Meus amigos, temos uma cachorrinha: Pretinha. Atende também atende pelo nome de Dilma. É uma cadela simpática e sorridente, como vocês verão algum dia.  Pois bem, Pretinha tornou-se uma celebridade.

 

Ao longo de sua vida adquiriu habilidades extraordinárias. A primeira delas: fugir. Tinha medo de tudo e fugia de tudo. De casa, de compromissos e até de ladrões de galinha que assolam as pobres coitadas. Depois ficou corajosa. Pensou então em ser designer.

 

Dando vazão a esse instinto, talento ou vocação, apurou o faro. Deste modo. Farejava designers à longa distância, no cheiro da cruviana ou nas brisas do Aracati. Designers do Ceará, do sul do pais, do norte de não sei onde ou de logo ali. Como se diz no nordeste, Pretinha era o cão chupando manga. Não adiantava se disfarçar de designer, voar como colibri, Pretinha pescava no cheiro toda sorte de andante, voante ou nadante, quanto mais de qualquer farsante.  Quando o pressentia um autentico designer derramava-se em festa. Por este ato de identificação e solidariedade, imaginava-se uma designer.

 

É necessário observar, que Pretinha não é qualquer uma. É uma cadela com invejável cultura humanista, com especial inclinação para a filosofia. No seu afã de aprendizado, devorou todos os livros do grande mestre Leandro Konder. Também não dispensou revistas e jornais. Frente a esta obsessão por manuscritos, impressos e toda sorte de imagens, definiu-se como  designer gráfica.

 

Dotada de inegável bom senso e refinado apuro estético, na juventude roeu entalhes, gravuras e desenhos. Desde novinha, tinha uma queda pelo design suíço e pelo despojamento germânico.  Correspondeu-se com ex-alunos da escola de Ulm e em seu currículo consta a meticulosa análise e dilaceração de vários objetos da Braun, bem como de uma coleção inteirinha da revista Graphis. Por isto, achava mais do que natural se considerar uma designer.

 

Mais tarde, dedicou-se ao estudo de línguas latinas. Destacou-se no colégio episcopal de Roma, pelos seus estudos sobre a influência do marketing na consagração e generalização de besteiras no ensino de desenho industrial. Por isto, também se considera professora e designer.

 

Com todo este talento, além de se tornar uma celebridade, pontificando em colunas de jornais e talk shows, esmerou-se em debater com esotero designers. Esse gênero de designers frutifica em todas estações. Eles surgem espontaneamente do nada.
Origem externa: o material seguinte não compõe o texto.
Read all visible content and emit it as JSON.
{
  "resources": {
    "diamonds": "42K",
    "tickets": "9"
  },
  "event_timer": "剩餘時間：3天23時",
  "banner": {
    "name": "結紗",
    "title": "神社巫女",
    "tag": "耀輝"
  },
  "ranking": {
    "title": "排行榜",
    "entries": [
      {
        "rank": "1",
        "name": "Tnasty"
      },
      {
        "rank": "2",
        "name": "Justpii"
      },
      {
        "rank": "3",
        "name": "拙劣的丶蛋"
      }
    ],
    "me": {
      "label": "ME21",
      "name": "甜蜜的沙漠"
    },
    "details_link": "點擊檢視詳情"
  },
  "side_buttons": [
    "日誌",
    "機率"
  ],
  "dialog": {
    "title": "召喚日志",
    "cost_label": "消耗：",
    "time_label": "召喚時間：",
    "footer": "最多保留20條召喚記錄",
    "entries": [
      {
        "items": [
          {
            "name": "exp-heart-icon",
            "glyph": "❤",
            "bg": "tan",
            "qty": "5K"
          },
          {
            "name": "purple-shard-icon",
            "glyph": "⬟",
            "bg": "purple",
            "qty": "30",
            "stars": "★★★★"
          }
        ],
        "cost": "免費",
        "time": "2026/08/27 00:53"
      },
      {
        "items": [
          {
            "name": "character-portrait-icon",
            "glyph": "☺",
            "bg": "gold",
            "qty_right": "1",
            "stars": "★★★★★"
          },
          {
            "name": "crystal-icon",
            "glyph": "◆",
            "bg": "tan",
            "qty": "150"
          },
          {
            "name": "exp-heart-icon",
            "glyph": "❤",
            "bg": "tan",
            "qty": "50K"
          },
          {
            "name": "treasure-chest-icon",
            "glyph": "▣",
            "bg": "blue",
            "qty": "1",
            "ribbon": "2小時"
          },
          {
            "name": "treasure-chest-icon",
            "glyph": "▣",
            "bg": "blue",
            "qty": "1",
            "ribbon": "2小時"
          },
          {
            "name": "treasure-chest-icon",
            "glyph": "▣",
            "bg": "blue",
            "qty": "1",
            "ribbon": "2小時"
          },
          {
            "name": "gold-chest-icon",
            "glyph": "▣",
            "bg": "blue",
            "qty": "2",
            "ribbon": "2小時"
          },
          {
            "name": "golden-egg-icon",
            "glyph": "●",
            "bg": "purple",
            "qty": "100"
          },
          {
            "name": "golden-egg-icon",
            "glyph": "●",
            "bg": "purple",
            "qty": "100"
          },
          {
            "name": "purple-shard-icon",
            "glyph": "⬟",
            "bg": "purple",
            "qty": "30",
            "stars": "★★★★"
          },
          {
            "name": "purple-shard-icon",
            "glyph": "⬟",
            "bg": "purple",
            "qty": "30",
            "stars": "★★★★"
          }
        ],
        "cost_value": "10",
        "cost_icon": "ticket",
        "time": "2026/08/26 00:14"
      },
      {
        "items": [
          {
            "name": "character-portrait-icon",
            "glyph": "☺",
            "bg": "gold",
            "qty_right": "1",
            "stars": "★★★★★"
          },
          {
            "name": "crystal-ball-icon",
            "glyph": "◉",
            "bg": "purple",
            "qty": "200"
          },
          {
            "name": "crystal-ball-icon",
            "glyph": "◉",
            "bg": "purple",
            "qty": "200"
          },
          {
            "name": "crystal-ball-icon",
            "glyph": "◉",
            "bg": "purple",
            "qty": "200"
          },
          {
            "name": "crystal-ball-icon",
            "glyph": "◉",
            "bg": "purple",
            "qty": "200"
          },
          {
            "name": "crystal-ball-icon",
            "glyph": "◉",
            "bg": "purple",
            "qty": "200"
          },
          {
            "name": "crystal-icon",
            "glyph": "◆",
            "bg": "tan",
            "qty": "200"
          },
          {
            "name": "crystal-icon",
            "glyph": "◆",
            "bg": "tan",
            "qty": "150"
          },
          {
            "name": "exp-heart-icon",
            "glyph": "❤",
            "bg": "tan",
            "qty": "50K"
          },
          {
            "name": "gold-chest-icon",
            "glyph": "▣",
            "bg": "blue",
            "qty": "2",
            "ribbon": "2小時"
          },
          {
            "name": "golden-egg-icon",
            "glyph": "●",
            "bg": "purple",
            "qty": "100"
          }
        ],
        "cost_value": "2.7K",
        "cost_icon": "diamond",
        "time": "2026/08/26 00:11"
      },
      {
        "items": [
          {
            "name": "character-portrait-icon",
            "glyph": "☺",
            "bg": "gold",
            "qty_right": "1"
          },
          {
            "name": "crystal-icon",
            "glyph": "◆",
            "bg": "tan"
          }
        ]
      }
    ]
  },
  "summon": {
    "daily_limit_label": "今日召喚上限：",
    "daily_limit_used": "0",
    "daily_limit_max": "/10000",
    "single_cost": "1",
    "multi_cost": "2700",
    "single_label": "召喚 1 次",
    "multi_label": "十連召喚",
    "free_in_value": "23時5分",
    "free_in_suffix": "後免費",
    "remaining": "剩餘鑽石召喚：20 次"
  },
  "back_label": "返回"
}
Aparecem como se fossem encarnação. Por isto são classificados como esotero, de esoterismo, e o resto todos sabem. Reportando-se constantemente a esta cruzada cívica contra falsos designers, Pretinha sentia-se injustiçada por não ser devidamente reconhecida como uma verdadeira designer.

 

Não tinha postulações profissionais, pretensões estéticas ou veleidades artísticas. Ao que tudo indica, passara da idade para cultivar essas vaidades. Tampouco, importou-se com sua aparência, primando apenas pelo seu bom gosto e pela produção intelectual. Participava de bienais, de eventos técnicos, prestava consultorias e, eventualmente, escrevia para alguns periódicos não especializadas. Por isto, também se considera uma  designer.

 

Graças a seu empenho, tornou-se uma figura proeminente. Há poucos dias, afinal a cadelinha fora reconhecida como designer . O reconhecimento foi efetivado pela Bafo,  bocas,  bundas  e vaidades, revista de reflexão narcísico-científica, humor e vulgaridades.  Isto feito, recebeu convite para ser jurada num concurso de design. O concurso valorizada o anatomo-patolológico design . Premiaria a cômoda mais bonita, exuberante, espalhafatosa e rococó que seria utilizada para enfeitar a sala de estar de repuxada e luxuosa ecossenhora do Partido Verde e Fucsia. Esta ecosenhora, chamada Anastácia, coincidentemente, também se julgava designer e se sentia uma jovem uma princesa esquecida.

 

Deste júri participaram um emérito colunista social, um insigne pastor evangélico, dois brincos de notáveis jogadores de futebol, um renovado comentarista de bilhar, três ínclitos vigaristas, uma massagista de casas noturnas, um torcedor do prefeito de São Paulo e dois curiosíssimos especialistas, autointitulados designers. Um deles, o Amundson. Foi aí que Pretinha conheceu este impoluto personagem, participante, como ela, do júri.

 

Como toda cadela, Pretinha é de uma fidelidade canina. Inicialmente pensou em conferir o premio aos seus donos. Voltou atrás, porque apesar desta pulsão passageira, sempre foi uma cadelinha ética.

 

No entanto, o concurso reservava-lhe desagradáveis surpresas.

 

Ignorando suas veleidades críticas, outro jurado instou-a a conceder o premio à sobrinha do patrocinador, que por sua vez também se autointitulava designer. Alegou que havia valores e compromissos morais a zelar, bem como muita grana em jogo. Adiantou que o resultado já havia sido previamente encomendado e acordado, bem como a sua divulgação  agendada em coluna social da revista Bafo, bocas, bundas, vaidades e sem vergonhas nas caras, concorrente da Bafo,  bocas,  bundas  e vaidades . Acrescentou que, a depender de seu voto, seria novamente convidada a ser jurada. Quiçá, futuramente, presidente de júris.

 

Pretinha sempre fora uma cachorrinha decente. Com lágrimas nos olhos, retirou-se do evento. Recusou-se a emitir seu voto.

 

Retornando para casa, encontrou Amundson, que dignamente também não entrara nesse jogo de cartas marcadas.

 

Externou seu constrangimento:

Há certos ambientes que me causam náuseas. Neles proliferam dissimulações e vaidades que me provocam viva indignação.

 

Amundson, desta feita muito fluente, comentou o resultado de alguns concursos precedentes.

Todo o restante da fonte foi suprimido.